Quero falar aqui de uma forma de amor que transcende tudo isto que descrevi. Uma forma de amor que desconhecia, julgando conhecer. É que não há descrições, poesias ou prosas que nos revelem o que é esse amor, o que é amar. É preciso sentir, sim, é preciso sentir esse mesmo amor para perceber o que ele é. Ele é um sentimento perfeito perante o qual a luz da razão se apaga, vencida e nos diz que de outra forma não poderia ser. Sentimento perfeito, que nos impulsiona no sentido da perfeição e que nos faz olhar a vida, o mundo com outros olhos, fazer o bem porque tem de ser feito, caminhar pelos caminhos mais tortuosos e mesmo assim achar que o não são. Esta forma de amor resiste à adversidade e consolida-se na dificuldade. Trás felicidade quando correspondido, quando feito de presença, cumplicidade, respeito, entrega absoluta e ganha as asas de um desejo sempre renovado. É uma forma de amor que só é possível a dois e nunca sentimento de um só - como duas árvores que entrelaçam as raízes e bebem da mesma fonte. Separar o que não pode, nem deve ser separado, não mata este amor, mas faz dele dor, braço estendido que não alcança, corpo e alma amputados de uma parte de si mesmos.

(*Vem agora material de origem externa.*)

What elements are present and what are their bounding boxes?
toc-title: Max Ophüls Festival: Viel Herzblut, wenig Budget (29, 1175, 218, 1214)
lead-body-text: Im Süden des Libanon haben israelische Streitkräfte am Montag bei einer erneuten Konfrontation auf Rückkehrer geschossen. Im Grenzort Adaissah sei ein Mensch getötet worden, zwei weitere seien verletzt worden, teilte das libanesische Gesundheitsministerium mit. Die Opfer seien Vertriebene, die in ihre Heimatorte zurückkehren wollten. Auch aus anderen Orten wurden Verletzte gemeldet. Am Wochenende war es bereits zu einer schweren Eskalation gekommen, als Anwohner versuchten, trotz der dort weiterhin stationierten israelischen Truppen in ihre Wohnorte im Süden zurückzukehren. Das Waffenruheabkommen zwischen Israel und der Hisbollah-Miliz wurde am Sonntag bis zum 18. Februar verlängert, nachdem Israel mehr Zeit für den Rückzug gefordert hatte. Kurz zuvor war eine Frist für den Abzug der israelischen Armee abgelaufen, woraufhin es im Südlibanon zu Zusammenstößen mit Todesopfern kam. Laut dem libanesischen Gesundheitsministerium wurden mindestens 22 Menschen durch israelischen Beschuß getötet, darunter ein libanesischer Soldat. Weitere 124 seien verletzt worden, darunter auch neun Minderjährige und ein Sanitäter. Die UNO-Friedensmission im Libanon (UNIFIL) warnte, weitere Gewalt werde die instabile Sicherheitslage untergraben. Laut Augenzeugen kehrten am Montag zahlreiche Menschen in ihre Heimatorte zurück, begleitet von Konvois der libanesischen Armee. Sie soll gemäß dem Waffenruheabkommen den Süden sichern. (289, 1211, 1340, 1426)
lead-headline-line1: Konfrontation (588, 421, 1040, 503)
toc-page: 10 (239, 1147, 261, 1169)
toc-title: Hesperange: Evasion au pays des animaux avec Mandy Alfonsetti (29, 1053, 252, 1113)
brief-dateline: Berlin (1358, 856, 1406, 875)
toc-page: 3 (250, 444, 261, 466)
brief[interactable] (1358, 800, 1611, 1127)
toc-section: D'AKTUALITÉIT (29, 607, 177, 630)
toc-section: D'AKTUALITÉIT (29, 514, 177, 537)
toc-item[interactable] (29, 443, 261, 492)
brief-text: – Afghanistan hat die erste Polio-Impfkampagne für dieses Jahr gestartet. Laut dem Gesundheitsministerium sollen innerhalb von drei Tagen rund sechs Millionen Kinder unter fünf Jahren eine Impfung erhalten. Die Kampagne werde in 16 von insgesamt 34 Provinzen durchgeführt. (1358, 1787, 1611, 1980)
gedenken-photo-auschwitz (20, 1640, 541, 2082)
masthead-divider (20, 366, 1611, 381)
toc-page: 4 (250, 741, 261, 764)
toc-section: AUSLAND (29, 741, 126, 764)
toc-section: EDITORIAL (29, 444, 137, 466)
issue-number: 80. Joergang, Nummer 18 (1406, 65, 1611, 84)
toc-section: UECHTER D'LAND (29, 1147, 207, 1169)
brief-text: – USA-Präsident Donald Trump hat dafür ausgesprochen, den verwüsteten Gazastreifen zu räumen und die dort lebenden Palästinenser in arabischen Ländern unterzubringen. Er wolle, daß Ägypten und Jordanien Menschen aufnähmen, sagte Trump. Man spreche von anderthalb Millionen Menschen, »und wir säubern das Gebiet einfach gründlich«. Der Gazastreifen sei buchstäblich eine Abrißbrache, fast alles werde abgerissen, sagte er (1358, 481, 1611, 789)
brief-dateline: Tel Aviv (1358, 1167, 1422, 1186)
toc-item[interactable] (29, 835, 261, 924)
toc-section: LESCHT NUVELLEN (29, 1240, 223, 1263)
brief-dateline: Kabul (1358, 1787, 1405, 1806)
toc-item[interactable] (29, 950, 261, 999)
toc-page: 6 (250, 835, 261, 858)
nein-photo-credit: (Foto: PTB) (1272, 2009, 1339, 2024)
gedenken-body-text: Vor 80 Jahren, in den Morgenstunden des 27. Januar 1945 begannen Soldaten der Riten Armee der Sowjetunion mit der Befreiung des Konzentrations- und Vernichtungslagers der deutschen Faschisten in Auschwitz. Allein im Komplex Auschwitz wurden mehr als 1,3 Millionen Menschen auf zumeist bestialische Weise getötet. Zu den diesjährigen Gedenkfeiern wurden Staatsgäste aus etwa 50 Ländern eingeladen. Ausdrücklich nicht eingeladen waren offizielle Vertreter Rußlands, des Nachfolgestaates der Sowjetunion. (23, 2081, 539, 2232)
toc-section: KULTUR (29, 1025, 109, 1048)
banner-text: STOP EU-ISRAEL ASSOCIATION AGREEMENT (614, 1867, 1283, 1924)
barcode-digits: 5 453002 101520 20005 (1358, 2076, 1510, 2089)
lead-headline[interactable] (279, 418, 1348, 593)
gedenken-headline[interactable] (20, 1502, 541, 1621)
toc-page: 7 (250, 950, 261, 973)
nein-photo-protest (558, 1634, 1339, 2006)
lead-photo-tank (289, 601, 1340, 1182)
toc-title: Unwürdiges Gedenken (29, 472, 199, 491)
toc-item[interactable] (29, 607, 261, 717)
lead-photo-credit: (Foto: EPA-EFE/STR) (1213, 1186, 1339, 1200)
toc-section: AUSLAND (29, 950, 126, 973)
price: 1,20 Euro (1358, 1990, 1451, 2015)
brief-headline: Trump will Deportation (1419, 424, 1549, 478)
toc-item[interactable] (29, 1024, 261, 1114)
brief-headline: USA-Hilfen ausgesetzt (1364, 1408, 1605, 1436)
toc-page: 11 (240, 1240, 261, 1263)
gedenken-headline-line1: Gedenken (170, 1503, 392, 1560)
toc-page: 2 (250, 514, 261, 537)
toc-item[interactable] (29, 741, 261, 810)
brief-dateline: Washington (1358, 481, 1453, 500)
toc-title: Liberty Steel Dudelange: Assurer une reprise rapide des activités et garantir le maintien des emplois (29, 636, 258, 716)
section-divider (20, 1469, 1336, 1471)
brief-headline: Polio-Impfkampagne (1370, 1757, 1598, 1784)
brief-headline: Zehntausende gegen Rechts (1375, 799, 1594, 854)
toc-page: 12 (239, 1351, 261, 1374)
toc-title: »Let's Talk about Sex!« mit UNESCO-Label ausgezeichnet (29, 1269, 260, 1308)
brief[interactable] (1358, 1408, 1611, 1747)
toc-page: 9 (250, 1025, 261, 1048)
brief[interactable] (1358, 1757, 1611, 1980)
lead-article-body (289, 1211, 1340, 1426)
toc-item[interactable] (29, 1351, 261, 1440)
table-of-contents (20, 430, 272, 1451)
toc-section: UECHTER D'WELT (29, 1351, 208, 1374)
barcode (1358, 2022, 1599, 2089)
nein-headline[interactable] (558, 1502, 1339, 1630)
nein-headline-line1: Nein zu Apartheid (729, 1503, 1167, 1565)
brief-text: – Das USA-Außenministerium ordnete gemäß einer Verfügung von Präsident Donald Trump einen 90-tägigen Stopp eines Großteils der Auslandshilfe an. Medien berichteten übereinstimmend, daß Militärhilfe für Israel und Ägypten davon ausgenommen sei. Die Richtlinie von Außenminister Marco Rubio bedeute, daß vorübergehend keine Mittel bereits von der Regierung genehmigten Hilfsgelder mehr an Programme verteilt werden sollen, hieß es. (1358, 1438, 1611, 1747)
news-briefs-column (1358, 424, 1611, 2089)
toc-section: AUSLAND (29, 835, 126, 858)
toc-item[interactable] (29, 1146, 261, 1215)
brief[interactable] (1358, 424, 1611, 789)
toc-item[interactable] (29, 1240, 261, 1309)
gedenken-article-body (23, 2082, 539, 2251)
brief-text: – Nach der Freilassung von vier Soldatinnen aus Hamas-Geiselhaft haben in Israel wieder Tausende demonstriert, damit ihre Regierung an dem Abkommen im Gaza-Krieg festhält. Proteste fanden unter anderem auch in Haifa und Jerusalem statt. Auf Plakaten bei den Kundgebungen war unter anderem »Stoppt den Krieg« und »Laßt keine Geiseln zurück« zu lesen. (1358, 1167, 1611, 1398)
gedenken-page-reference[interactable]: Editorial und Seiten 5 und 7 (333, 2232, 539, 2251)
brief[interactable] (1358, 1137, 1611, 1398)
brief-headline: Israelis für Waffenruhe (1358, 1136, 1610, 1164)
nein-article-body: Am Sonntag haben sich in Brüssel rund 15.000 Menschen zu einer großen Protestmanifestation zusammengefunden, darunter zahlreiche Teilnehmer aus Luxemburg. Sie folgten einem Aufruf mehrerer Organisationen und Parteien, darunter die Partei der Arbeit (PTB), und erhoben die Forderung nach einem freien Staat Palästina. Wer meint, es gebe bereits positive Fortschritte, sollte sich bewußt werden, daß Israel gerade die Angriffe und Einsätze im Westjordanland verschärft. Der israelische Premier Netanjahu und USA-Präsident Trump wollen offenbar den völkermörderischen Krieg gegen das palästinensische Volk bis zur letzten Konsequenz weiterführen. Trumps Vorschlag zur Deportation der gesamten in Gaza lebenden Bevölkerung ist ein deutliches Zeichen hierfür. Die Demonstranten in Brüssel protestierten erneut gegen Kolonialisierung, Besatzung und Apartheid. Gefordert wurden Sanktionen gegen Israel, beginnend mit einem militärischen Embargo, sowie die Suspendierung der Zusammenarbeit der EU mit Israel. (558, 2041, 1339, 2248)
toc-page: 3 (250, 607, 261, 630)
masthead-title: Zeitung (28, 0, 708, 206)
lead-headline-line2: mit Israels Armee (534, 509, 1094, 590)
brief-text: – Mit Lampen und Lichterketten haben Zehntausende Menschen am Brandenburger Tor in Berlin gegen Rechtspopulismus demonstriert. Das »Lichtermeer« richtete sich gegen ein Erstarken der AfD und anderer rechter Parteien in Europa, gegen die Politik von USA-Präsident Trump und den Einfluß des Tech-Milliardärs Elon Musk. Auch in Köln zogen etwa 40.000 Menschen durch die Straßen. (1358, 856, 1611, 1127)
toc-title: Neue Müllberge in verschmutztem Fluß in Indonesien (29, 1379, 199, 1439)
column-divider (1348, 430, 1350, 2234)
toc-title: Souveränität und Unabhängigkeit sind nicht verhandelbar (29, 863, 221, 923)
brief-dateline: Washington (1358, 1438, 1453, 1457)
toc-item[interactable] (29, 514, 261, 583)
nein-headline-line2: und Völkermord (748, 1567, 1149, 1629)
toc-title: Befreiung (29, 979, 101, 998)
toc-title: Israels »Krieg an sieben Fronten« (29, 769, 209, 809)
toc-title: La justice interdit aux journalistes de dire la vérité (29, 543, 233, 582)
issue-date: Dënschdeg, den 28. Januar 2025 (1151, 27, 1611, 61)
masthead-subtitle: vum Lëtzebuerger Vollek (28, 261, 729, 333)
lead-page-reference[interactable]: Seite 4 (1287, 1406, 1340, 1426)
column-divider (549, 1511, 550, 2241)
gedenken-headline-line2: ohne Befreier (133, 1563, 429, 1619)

Há quem nunca o encontre. Há quem seja incapaz de o ter e há quem não o queira simplesmente. Eu não sabia e por não saber julguei que o que me faltava era a liberdade, quando esta forma de amor é em si libertação. A sociedade tem medo dele, porque ele é capaz de abalar os seus mais profundos alicerçes, mostrando de forma ostensiva aquilo que todos sabem, mas não querem ver - vidas mesquinhas justificadas pelo tem de ser, pelo foi sempre assim. Por isso os amantes são olhados como insanos, perigosos, pois neles reside a semente de uma nova ordem, a nova ordem desta forma de amor que poucos conhecem e à qual todos aspiram.